Even training camp looked much different from the norm, and a big part of that was the fact that there will be no games along the way to prepare for. Their first football game of the year was to be the opener against the New York Giants.
As the season progresses, however, there will be a number of questions that arise on a daily basis, and we will do our best to try to raise attention to them as they come along, in an effort to both point them out and to create discussion
Questions like, how will the players who are in new positions this year going to perform? Will the rookies be able to contribute significantly? How will Ben Roethlisberger look—and the other quarterbacks as well? Now, we even have questions about whether or not players will be in quarantine.
These are the sorts of questions among many others that we have been exploring on a daily basis and will continue to do so. Football has become a year-round pastime and there is always a question to be asked, though there is rarely a concrete answer, as I’ve learned in my years of doing this.
Question: Is JuJu Smith-Schuster going to be featured more and more in the offense in the second half of the season?
Over the course of the past three weeks, a three-game road stretch, I might add, arguably nobody has been more important to the Steelers’ ability to win games on offense, short of Ben Roethlisberger, than JuJu Smith-Schuster, ‘old reliable’, who is nevertheless the second-youngest wide receiver on the roster behind rookie Chase Claypool.

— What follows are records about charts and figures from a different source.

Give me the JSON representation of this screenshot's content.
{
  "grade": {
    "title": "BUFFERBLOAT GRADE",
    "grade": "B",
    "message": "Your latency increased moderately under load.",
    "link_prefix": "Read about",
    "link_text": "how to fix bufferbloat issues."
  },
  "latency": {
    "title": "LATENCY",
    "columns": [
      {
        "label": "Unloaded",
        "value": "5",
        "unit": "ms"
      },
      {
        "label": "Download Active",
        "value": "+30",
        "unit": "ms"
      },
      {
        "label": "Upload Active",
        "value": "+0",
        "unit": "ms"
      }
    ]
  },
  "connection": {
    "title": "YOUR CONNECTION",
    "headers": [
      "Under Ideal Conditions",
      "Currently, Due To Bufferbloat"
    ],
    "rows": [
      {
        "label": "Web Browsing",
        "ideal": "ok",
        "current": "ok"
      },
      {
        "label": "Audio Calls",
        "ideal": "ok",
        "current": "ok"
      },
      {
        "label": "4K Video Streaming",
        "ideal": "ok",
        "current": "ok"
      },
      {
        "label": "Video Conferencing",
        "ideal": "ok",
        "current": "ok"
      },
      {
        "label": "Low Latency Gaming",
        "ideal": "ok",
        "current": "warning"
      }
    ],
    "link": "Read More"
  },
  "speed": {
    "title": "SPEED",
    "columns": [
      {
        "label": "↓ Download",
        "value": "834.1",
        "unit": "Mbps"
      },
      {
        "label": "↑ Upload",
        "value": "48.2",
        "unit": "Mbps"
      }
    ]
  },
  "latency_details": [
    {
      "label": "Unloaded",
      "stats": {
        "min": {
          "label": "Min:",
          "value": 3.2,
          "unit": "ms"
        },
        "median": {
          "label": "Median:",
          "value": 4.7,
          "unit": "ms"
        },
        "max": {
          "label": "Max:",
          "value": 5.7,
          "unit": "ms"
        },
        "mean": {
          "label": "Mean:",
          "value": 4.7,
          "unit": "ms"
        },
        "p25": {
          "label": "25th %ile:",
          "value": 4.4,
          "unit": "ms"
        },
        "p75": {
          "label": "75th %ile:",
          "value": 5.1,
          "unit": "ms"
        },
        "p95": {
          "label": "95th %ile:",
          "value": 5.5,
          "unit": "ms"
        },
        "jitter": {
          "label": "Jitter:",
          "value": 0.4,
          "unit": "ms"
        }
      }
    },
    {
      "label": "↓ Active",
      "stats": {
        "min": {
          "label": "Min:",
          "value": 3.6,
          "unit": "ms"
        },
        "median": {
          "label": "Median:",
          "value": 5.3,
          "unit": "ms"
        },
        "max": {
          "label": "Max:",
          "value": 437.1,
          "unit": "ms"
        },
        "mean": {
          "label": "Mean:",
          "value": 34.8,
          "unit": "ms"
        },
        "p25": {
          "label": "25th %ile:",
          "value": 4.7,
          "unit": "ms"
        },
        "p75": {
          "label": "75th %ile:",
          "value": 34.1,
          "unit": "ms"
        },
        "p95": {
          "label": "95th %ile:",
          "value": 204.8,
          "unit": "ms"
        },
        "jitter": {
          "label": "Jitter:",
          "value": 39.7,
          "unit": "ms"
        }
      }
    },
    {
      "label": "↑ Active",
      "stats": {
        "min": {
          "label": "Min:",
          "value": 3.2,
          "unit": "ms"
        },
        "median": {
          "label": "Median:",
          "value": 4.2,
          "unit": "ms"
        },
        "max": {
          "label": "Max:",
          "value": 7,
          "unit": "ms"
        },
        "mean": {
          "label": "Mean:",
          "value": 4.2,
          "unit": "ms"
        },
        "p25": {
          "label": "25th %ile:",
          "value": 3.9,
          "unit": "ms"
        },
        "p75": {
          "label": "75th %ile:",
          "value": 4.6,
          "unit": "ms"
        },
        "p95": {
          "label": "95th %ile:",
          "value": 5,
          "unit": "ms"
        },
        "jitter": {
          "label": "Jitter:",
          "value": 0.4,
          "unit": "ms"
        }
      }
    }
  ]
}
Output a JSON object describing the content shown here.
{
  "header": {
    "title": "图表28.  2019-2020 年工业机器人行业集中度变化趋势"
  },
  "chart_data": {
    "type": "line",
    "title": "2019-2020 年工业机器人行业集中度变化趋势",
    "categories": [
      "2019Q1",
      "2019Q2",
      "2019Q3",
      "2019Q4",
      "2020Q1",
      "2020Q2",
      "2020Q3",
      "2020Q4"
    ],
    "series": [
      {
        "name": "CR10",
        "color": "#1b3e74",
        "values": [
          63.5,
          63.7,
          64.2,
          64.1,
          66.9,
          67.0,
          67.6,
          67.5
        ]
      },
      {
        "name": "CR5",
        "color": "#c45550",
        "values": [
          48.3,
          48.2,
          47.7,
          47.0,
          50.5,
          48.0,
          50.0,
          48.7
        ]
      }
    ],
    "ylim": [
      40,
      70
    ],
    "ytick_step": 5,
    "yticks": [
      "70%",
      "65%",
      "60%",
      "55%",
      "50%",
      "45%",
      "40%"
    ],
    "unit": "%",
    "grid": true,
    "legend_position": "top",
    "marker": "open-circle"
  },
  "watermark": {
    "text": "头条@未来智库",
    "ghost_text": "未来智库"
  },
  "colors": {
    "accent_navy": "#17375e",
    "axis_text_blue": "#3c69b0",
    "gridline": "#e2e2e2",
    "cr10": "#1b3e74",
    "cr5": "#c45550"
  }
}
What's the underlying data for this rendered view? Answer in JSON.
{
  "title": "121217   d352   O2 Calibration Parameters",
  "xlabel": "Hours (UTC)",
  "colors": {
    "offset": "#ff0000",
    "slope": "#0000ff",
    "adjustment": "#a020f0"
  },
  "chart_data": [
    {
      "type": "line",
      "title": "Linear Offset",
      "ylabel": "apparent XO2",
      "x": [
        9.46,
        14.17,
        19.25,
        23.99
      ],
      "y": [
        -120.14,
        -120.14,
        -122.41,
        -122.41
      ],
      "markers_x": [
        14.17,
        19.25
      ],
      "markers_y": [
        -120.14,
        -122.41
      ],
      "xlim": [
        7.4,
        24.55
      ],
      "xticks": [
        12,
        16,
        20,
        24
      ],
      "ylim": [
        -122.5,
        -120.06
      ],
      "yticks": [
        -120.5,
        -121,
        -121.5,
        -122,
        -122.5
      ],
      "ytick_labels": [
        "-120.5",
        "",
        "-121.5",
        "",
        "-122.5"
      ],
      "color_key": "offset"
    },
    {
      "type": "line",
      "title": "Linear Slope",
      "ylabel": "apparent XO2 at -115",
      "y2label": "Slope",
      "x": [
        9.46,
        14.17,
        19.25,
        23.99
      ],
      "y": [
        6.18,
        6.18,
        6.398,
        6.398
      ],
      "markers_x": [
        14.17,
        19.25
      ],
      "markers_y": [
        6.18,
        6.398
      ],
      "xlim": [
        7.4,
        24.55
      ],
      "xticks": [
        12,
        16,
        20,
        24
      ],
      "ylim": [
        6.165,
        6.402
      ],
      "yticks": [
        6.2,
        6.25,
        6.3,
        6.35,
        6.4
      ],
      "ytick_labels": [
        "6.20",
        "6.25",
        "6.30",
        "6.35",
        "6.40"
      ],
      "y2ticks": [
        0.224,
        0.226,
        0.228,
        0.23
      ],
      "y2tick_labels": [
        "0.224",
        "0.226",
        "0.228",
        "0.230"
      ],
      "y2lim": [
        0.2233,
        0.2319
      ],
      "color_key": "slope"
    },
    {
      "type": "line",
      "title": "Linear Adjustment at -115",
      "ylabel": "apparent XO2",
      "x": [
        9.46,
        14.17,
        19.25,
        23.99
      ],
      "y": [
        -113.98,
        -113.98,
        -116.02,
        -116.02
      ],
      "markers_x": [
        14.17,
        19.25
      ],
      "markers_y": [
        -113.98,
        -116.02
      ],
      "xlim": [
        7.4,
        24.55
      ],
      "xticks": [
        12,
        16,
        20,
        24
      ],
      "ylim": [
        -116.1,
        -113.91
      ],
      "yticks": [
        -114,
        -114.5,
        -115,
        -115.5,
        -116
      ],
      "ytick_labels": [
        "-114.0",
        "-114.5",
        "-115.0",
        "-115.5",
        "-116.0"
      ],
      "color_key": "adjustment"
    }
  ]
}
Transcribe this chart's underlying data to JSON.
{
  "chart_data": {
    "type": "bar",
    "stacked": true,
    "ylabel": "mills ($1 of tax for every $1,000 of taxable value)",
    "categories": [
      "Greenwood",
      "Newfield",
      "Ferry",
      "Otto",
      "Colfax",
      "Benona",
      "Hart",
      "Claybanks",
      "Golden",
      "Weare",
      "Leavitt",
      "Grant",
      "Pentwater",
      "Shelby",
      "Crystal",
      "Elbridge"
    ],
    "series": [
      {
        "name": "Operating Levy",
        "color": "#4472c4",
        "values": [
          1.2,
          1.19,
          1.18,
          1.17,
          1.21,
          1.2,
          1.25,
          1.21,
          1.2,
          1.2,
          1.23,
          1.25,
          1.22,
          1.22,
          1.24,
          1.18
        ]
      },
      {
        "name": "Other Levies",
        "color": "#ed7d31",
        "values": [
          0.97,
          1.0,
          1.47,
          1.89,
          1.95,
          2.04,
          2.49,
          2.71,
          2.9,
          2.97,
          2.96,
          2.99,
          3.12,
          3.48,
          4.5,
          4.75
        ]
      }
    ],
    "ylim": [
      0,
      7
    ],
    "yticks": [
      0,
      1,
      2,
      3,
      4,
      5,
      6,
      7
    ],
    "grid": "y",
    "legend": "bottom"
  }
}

While he clearly is not old, though, he does continue to prove reliable, and it seems as though, as the offense struggles, Roethlisberger is turning more and more to Smith-Schuster, the target with whom he has the most experience, to make the critical plays in the game that need to be made.
The fourth-year wide receiver caught six of seven passes from Big Ben yesterday for a season-high 93 yards, scoring a big touchdown from 31 yards out, on which he had to fight for the final eight or so, and which got them back in the game at that point.
The week before last, he caught seven passes for 67 yards, many of them key possession-down conversions. The week before that, he went nine for 85. Over his last three games, he has caught 22 passes for 245 yards and a touchdown. In the first five games, he did score three times, but had just 23 receptions for 194 yards.
Roethlisberger has been breaking in Diontae Johnson, Claypool, and Eric Ebron over the course of much of the season, but now the ball is going back more and more to the sure thing. I’m not sure this is coincidental, especially with the emphasis coming in the second half.